Rose Brand has a nice brochure that explains the basics of projection screens, and should help you find the right product.
You can buy it finished (you specify the size and the edge treatment) or raw (you build the frame and attach the material with tape/staples/etc) in whatever size you need.

There are a few price points for RP - hopefully one will be right for you.

HTH,
Jen


----------



## LavaASU (Aug 4, 2014)

Rukbat said:


> I am directing a play with 13 distinct scenes in community theatre in December. Looking into rear-screen projection. Have reviewed many of the Forums here on the topic (great information), but the question of what is the best *materia*l to use is elusive. My screen will be under 20 ft. wide and less than 10 feet high. Single projector run by laptop with PowerPoint will project background scenes. Have reviewed a number of Web sites that offer rear screen projectiion material, but confusing (to me). As soon as current production is struck I will be experimenting with shower curtain and available projector, but the curtain won't be big enough and the projector might not be powerful enough. Will have to persuade my ED to pay for it, so I'm looking for a Cadillac, not a Lamborgini.

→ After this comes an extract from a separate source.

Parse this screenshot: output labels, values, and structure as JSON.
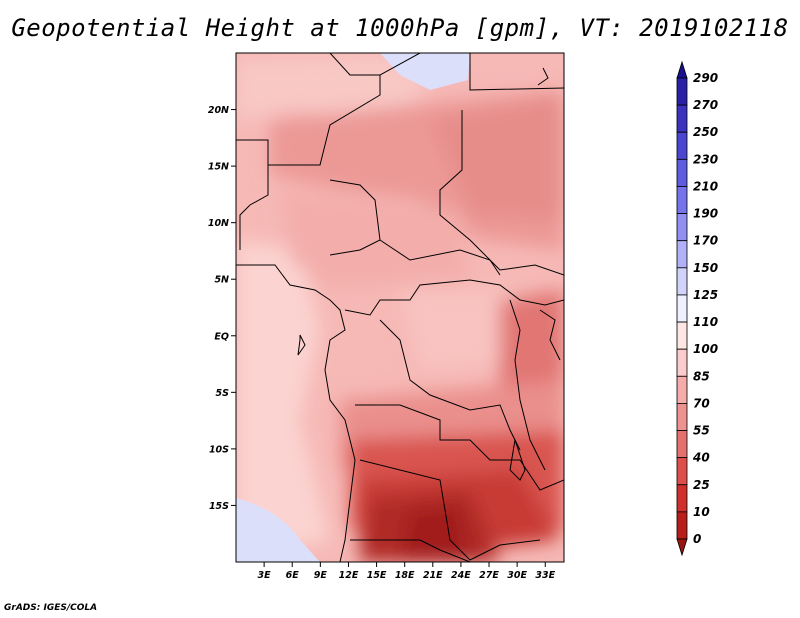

PM sent. I have a screen you may be able to borrow for the cost of shipping.


----------



## Rukbat (Aug 4, 2014)

carproelsofly said:


> Rose Brand has a nice brochure that explains the basics of projection screens, and should help you find the right product.
> You can buy it finished (you specify the size and the edge treatment) or raw (you build the frame and attach the material with tape/staples/etc) in whatever size you need.
> 
> There are a few price points for RP - hopefully one will be right for you.
> ...



Thank you. Very helpful. Obviously a gray screen is preferable to black because it has a wider viewing cone. Pricey, though.


----------